E.ON profits 'to raise questions'
One of the UK's big six energy suppliers will leave customers "questioning" their bills after it more than trebled its net profits, a consumer group has warned.
E.ON, which has more than five million customers in the UK, reported underlying net income for the January to June period of 3.3 billion euro (£2.6 billion) compared with around 900 million euro (£706 million) a year earlier.
While the figures were flattered by a big hit taken by the company last year relating to Germany's phasing out of nuclear energy, Consumer Focus said the haul would "reopen questions" over whether falling wholesale prices are being passed on.
The results come shortly after British Gas came under pressure to drop its prices after revealing a 23% hike in profits in the six months to June 30.
Richard Hall, head of energy regulation at Consumer Focus, said: "Such a big increase, hard on the heels of British Gas profit rises, will leave customers questioning whether the price they're paying is fair."
The profit surge was also helped by a gas price settlement with Russia's Gazprom.
E.ON said it was sticking to its forecast for 2012, with net profits at 4.1 billion euro to 4.5 billion euro (£3.2 billion to £3.5 billion).
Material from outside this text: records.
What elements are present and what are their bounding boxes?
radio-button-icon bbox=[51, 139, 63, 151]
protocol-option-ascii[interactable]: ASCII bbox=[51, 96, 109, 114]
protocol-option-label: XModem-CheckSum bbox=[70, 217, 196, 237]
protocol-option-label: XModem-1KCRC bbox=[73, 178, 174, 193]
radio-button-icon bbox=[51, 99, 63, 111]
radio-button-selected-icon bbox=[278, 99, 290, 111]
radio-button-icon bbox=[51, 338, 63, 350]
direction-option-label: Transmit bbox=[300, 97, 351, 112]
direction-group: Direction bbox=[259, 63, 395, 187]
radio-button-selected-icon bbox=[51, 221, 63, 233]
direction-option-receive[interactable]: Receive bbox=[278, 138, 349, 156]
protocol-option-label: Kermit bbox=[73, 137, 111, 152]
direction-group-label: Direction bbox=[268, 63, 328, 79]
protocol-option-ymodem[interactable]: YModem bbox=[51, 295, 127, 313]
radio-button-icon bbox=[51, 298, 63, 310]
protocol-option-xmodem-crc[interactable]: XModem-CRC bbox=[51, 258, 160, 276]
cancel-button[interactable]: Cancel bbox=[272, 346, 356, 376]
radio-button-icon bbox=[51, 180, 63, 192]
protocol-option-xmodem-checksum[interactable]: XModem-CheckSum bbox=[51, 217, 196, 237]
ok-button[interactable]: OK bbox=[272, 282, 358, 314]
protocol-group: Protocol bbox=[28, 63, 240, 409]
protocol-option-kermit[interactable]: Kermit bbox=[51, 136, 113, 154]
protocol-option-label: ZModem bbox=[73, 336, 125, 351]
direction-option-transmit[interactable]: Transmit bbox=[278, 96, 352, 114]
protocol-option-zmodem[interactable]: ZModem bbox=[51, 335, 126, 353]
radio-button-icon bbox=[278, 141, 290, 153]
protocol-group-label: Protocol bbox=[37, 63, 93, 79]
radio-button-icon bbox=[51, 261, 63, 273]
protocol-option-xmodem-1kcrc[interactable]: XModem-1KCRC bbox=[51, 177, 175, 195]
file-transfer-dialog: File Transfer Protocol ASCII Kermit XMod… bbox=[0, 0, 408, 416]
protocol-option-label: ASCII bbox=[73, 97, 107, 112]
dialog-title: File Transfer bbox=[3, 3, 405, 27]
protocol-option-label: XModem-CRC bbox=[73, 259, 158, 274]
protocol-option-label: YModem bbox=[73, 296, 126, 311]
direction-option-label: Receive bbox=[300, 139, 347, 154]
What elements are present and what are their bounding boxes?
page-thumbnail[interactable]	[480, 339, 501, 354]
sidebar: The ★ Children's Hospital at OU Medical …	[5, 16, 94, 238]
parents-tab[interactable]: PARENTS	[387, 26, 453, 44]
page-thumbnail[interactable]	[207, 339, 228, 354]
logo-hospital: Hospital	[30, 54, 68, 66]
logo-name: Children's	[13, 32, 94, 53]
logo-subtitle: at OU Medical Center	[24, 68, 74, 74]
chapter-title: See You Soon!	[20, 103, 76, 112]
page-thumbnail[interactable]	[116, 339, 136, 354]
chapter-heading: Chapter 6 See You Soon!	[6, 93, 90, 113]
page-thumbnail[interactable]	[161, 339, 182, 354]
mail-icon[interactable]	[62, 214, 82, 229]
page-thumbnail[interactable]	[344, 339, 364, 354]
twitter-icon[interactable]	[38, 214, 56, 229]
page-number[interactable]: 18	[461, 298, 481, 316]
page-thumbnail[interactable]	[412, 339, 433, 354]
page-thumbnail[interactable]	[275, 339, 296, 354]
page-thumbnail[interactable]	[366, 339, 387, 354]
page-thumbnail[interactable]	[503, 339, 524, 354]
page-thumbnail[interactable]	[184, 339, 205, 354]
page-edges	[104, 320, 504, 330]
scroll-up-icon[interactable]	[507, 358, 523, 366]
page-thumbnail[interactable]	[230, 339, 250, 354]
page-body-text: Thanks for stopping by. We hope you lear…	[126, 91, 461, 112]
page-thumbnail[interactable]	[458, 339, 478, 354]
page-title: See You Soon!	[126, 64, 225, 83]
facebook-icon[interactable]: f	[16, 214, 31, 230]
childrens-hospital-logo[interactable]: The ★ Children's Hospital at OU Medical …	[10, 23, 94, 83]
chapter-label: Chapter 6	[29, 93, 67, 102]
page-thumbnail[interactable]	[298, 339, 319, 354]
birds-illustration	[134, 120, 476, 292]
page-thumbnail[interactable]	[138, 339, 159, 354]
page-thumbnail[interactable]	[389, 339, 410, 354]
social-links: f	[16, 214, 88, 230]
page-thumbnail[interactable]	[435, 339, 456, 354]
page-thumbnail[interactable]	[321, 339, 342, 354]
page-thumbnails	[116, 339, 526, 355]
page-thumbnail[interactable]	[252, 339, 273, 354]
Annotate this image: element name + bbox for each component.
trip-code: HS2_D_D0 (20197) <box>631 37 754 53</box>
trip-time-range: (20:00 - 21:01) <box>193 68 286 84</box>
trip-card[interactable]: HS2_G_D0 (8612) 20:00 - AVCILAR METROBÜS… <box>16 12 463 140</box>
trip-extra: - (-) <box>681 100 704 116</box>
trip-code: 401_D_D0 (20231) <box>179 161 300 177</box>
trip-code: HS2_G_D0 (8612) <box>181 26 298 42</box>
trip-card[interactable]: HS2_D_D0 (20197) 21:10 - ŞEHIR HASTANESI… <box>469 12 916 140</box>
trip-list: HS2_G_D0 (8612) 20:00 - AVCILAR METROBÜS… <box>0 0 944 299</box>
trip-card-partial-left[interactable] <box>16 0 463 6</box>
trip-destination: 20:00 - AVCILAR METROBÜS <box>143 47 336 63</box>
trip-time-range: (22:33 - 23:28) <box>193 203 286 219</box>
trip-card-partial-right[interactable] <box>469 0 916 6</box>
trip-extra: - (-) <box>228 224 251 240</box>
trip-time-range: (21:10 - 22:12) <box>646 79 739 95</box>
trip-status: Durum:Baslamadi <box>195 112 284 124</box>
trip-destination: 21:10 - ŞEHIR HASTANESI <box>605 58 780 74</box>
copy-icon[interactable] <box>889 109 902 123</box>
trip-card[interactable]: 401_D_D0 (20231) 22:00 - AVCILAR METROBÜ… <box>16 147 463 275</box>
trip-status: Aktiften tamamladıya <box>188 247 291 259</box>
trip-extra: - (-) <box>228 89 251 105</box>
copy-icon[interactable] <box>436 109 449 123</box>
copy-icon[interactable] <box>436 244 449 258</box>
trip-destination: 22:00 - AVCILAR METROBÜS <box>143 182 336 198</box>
The German utility giant said first-half sales rose by 23% year on year to 65.4 billion euro (£51.4 billion). The Generation division posted lower sales, owing mainly to the absence of output from nuclear power stations in Germany that were shut down in 2011.
E.ON's UK business is smaller than it was for the equivalent period in 2011, Consumer Focus said, after it sold its Central Networks distribution networks to Western Power Distribution on April 1 last year.
Mr Hall added: "Wholesale prices are now a long way from their peak and E.ON has reported greater margins based on changes in their costs. This will reopen questions on whether falls in wholesale pricing are fed through fairly and fully. Profitable companies are needed for our economy but customers need to know they are being charged a fair price through a competitive and transparent market."
E.ON in May reassured its customers after it pledged to keep residential energy prices on hold this year. E.ON's promise came after British Gas owner Centrica signalled that further price hikes were on the way as its costs continued to mount. The German utility giant confirmed that wholesale energy costs are expected to climb but said it will freeze prices for the rest of 2012 as part of a commitment to be fair and transparent.